C’est donc couvrir qui correspond le mieux.
9.Indiquez la phrase où le participe passé est correctement accordé.
Regardons chaque phrase :
a. Elles se sont jurées de fumer le calumet de la paix. ❌
Avec se jurer, le pronom se est COI, donc le participe passé ne s’accorde pas. On devrait écrire : Elles se sont juré… → donc la phrase est fausse.
b. Elle s’est soigné par les plantes. ❌
Ici, se est COD (elle a soigné qui ? → elle). On doit accorder : Elle s’est soignée…
c. Elles se sont rappellées leur dernière rencontre. ❌
Avec se rappeler, le pronom se est COD, mais il y a un COD après : leur dernière rencontre. Donc pas d’accord → on doit écrire : Elles se sont rappelé…
d. Elles se sont accordées deux semaines de repos. ✔️
Avec s’accorder quelque chose, se est COD (elles ont accordé quoi ? → se).
Donc on accorde avec elles → accordées. C’est la seule phrase correcte.
e. La fête s’est passée comme prévu. ❌
Ici, se n’est pas COD, c’est un verbe essentiellement pronominal → pas d’accord. On écrit : La fête s’est passé…
10.Continuez d’insister, je ne changerai pas ma décision.
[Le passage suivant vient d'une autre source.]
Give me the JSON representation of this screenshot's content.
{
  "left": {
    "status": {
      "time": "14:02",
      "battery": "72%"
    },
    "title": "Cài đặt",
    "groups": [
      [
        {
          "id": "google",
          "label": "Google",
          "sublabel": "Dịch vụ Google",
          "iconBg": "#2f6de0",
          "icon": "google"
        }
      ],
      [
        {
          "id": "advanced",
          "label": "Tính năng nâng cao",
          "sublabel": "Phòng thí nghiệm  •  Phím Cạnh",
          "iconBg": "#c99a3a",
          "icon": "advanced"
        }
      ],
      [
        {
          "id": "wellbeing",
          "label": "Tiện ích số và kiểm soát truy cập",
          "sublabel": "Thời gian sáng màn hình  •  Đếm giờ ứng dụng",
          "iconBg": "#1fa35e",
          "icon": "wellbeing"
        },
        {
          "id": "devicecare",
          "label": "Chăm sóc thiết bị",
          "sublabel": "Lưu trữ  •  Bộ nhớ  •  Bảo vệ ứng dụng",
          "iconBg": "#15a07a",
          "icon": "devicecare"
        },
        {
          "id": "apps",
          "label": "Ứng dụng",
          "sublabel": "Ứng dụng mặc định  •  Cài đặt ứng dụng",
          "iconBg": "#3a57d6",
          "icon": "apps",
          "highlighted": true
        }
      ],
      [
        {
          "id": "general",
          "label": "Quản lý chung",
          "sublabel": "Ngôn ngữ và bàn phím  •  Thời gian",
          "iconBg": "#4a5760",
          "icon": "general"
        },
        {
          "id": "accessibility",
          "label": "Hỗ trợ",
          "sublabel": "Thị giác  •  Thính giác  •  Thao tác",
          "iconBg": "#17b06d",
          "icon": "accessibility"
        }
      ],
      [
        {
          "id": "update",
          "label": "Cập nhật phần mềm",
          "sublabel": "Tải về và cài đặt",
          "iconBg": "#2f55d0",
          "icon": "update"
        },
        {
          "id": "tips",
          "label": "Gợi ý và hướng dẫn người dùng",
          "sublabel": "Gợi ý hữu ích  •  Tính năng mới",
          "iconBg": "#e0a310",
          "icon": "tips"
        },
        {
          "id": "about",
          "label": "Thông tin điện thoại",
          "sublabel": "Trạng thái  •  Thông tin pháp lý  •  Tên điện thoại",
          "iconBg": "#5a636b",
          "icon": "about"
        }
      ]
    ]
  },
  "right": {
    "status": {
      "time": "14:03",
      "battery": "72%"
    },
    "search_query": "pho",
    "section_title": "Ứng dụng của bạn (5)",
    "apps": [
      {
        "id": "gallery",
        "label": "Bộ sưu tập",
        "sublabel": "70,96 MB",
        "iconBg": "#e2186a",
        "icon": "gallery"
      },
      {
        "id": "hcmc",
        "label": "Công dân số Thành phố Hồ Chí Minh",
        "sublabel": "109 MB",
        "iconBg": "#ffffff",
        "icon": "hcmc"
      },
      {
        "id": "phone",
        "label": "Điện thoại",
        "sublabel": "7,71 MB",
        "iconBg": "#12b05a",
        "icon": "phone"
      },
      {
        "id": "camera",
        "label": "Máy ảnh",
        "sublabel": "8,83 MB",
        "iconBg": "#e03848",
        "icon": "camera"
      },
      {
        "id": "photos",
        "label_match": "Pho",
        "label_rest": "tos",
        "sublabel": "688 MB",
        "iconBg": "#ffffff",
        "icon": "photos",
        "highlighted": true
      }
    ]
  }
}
L’impératif souligné exprime :
Dans la phrase :
« (Continuez) d’insister, je ne changerai pas ma décision. »
Le verbe continuez à l’impératif ne donne pas un ordre réel : 👉 il exprime plutôt une invitation ironique, une incitation, une mise au défi.
L’idée est : « Vous pouvez continuer si vous voulez, cela ne changera rien. »
Ce type d’impératif est appelé exhortatif.
11.Indiquez la fonction grammaticale de la subordonnée soulignée. « Pour peu qu’il fasse beau, les enfants iront jouer au football ».
Dans la phrase :
« (Pour peu qu’il fasse beau), les enfants iront jouer au football. »
La subordonnée « pour peu qu’il fasse beau » exprime une condition minimale, une hypothèse.
👉 Elle répond à la question : À quelle condition les enfants iront-ils jouer ? 👉 C’est donc un complément circonstanciel de condition.